A vicious circle soon develops. If the physical badge-wearers are treated, through no fault of their own, as a hostile sub-group, they will all too soon begin to behave like one. Sociologists have called this a 'self-fulfilling prophecy'. Let me illustrate what happens, using an imaginary example. These are the stages:
1. Look at that green-haired man hitting a child.
2. That green-haired man is vicious.
3. All green-haired men are vicious.
4. Green-haired men will attack anyone.
5. There's another green-haired man - hit him before he hits you. (The green-haired man, who has done nothing to provoke aggression, hits back to defend himself.)
6. There you are - that proves it: green-haired men 'are' vicious.

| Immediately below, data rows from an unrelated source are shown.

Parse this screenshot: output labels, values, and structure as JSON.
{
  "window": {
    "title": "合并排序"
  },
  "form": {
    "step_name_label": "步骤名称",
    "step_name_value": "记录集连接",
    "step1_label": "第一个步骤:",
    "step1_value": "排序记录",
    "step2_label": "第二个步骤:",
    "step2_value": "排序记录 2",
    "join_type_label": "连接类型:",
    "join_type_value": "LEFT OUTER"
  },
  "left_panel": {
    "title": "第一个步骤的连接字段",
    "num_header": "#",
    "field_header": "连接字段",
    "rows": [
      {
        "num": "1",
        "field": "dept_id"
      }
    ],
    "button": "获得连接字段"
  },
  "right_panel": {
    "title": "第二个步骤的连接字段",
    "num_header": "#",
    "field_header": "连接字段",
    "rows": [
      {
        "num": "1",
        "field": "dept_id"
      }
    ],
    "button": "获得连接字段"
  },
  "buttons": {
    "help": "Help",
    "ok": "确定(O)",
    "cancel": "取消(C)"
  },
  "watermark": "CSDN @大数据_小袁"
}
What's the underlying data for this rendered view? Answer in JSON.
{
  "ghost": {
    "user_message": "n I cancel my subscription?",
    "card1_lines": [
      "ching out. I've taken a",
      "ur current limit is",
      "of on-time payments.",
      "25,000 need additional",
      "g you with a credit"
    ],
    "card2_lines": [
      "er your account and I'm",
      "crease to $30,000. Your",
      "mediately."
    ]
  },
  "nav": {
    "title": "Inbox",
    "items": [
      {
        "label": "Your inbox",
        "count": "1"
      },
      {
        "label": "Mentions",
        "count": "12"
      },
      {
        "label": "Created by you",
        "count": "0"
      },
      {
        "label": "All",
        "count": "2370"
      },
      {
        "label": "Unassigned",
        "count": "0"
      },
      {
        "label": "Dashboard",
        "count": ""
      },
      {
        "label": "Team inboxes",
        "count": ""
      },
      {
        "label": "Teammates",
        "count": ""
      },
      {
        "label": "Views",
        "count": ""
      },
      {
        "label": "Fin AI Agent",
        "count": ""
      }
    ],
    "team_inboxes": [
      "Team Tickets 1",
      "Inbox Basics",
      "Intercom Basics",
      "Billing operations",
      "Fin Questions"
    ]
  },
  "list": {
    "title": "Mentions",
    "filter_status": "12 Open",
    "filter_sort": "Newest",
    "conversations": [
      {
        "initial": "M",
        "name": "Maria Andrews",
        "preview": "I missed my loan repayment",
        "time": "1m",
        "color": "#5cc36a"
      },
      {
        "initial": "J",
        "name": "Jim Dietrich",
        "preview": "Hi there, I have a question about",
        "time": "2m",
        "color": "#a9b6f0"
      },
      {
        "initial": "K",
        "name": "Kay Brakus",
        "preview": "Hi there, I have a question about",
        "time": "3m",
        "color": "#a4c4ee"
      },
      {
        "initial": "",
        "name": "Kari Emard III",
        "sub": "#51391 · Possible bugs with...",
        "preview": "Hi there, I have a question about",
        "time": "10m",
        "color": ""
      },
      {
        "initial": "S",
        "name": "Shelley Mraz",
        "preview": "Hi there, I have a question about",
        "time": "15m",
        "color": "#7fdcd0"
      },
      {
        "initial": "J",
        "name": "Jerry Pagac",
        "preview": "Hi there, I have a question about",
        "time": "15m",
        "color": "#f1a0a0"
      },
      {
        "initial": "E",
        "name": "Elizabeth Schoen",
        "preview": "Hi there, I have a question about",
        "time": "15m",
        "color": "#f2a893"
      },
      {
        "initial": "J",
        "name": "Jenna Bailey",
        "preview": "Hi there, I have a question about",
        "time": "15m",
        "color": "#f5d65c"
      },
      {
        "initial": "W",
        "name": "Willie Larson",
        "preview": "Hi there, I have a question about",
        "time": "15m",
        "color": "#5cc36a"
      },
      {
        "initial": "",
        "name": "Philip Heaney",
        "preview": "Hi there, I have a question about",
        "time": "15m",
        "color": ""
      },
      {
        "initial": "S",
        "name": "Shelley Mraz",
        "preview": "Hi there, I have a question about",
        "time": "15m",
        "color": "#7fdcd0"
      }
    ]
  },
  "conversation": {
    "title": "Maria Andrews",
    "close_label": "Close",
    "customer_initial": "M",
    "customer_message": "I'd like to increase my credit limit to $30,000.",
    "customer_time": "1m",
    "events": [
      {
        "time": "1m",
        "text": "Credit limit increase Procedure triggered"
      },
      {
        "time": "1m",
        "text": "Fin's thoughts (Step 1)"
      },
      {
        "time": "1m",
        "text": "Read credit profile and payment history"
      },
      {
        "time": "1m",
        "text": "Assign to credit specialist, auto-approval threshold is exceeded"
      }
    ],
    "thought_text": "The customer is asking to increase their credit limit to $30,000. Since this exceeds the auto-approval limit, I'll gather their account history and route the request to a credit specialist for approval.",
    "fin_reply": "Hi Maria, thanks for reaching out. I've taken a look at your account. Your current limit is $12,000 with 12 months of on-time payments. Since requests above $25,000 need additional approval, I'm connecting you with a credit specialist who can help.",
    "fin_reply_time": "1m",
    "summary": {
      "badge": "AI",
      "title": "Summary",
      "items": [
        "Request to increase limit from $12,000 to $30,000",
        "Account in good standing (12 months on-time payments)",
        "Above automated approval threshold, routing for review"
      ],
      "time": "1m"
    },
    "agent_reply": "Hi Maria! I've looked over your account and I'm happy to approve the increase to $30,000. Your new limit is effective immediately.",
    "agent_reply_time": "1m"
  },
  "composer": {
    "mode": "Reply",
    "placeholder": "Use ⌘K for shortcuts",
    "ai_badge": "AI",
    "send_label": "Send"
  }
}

7. Hit all green-haired men.
The progression of violence sounds ridiculous when expressed in such an elementary manner. It is, of course, ridiculous, but nevertheless it represents a very real way of thinking. Even a dimwit can spot the fallacies in the seven deadly stages of mounting group prejudice that I have listed, but this does not stop them becoming a reality.
After the green-haired men have been hit for no reason for long enough, they do, rather naturally, become vicious. The original false prophecy has fulfilled itself and become a true prophecy.
That is the simple story of how the out-group becomes a hated entity. There are two morals to this tale: do not have green hair; but if you do, make sure you are known personally to people who do not have green hair, so that they will realise that you are not actually vicious. The point is that if the original man seen hitting a child had had no special features potentially setting him apart, he would have been judged as an individual, and there would have been no damaging generalisation. Once the harm has been done, however, the only possible hope of preventing a further spread of in-group hostility must be founded on personal interchange and knowledge of the other green-haired individuals as 'individuals'. If this does not happen, then the inter-group hostility will harden and the green-haired individuals - even those who are excessively non-violent - will feel the need to club together, even live together, and defend one another. Once this has occurred, then real violence is just around the corner. Less and less contact will take place between members of the two groups and they will soon be acting as if they belonged to two different tribes. The green-haired people will soon start to proclaim that they are proud of their green hair, when in reality it never had the slightest significance for them before it became singled out as a special signal.
The quality of the green-hair signal that made it so potent was its visibility. It was merely an accidental label. No out-group has ever been formed, for example, of people who belong to blood group O, despite the fact that, like skin colour or hair pattern, it is a distinct and genetically controlled factor. The reason is simple enough - you cannot tell who 'is' group O, simply by looking at them. So, if a known group O man hits a child, it is difficult to extend antagonism towards him to other group O people.
This sounds so obvious, and yet it is the whole basis of the irrational in-group/out-group hatreds we usually refer to as 'racial intolerance'...
-- Desmond Morris, The Human Zoo

CBobcattie
~cbobcattie
Very interesting group dynamic psych profile. I see some obvious parallels to our more 'out there' members of the furry sub-culture.